28th March 2017

Cliffe Castle Park in Keighley is being restored with funds from the Heritage Lottery Fund. Work started on site back in June 2016 and I’m following progress and sketching whenever I can.

From time to time the Conservation Group volunteers organise a guided walk in the park to give people a chance to find out a bit about what’s going on, and learn something of the history that’s the reference for all the restoration work – and last Saturday morning was a spectacularly beautiful day for a walk in the park. I joined in and observed from a little way off, sometimes hiding behind a tree in the hope that people wouldn’t notice me sketching and get self-conscious.

Starting at the museum entrance where people gathered on the steps, we trooped around the corner to the ornamental rockwork beside the Conservatory commonly known as the Grotto, to learn some interesting facts about this strange and rather mysterious part of the park. It was built in 1878 as part of Henry Isaac Butterfield’s great re-modelling of the house and grounds and designed to be part Gothic rockery, part summer house and part strategic tradesman’s entrance – it’s a weird and fascinating feature and I’ve been studying it recently, intending to do a whole post on it; here’s a sketch by way of a preview –

Those who weren’t daunted by the damp gloominess of the tunnel slowly shuffled through it and out into the spring sunshine on the other side, and I got chatting to Councillor Zafar Ali from Bradford Council who had noticed me sketching and wanted to have a look.

The next stop was at the other end of the Castle at the children’s playground. By now Claire who was leading the walk was getting into her stride; I was enjoying her lively commentary as she described the planning behind the restoration project and the progress so far, and it was obvious a lot of other people were enjoying it too…

Then it was down the hill to Dark Lane(some interesting history behind this – it’s the route of an ancient track from Keighley to Utley, with stories dating back to the Civil War. It was a right of way that was an annoyance for the Butterfield family who devised various ways to make it less visible and intrusive, and eventually got it closed by Act of Parliament). Then across to the other side of the park by the Holly Lodge entrance, and I watched the walkers as they wound along Dark Lane, which is being laid as an all-weather pathway along its original route beside the wall at the top of the Lower Field.
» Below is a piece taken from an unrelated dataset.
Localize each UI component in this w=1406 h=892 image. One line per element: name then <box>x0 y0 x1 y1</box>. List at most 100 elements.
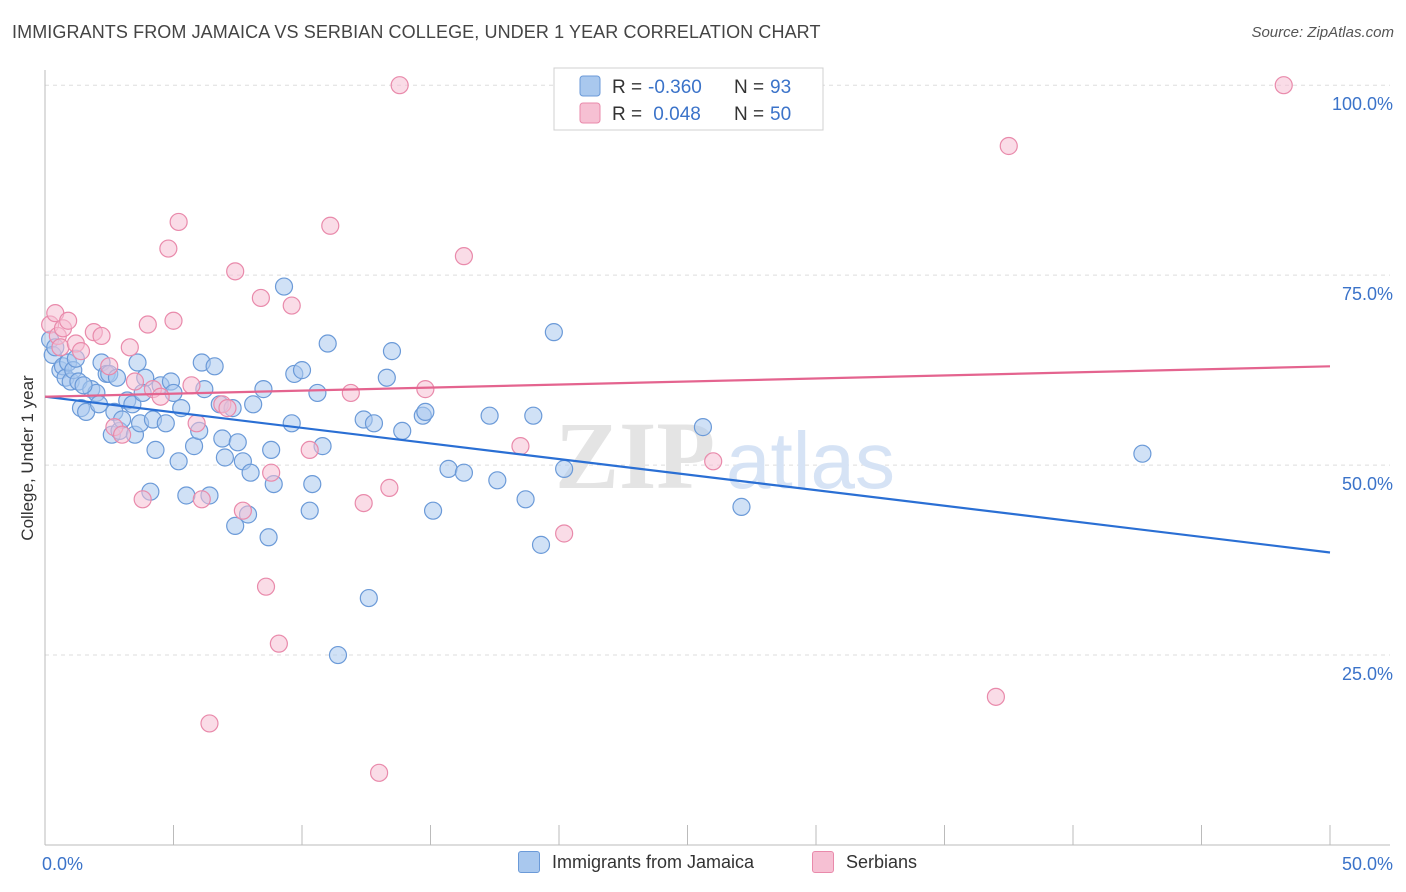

Next the bandstand. This is always an interesting talking point as many people wonder why the 1960’s design is not being rejected in favour of something more Victorian, but the fact is that it does a really good job, acoustically, and what we want is a bandstand that works. So it’s getting a makeover – the roof has been repaired, and it’ll be made sound and spruced up. Philip did an acoustic demonstration –

Last stop was the pond, where there’s lots to learn. The original lozenge-shaped pond created by Henry Isaac Butterfield was altered many years later to become the deeper round swimming pool that still existed in living memory – until it too was filled in and covered with a rockery and trees. The site has been carefully excavated and both the round pool and amazingly the original Victorian pond were found to be recognisable and more or less intact – fascinating to observe as they emerged from heaps of earth and stone. The new pond will be a re-creation of the original, the same overall shape and in exactly the same spot, and landscaped and planted in a similar way to the Butterfield’s prized water-feature.

There will be other Heritage Walks run by the Conservation Group so watch out for news of the next one, and if you fancy a walk in the park, put the date in your diary!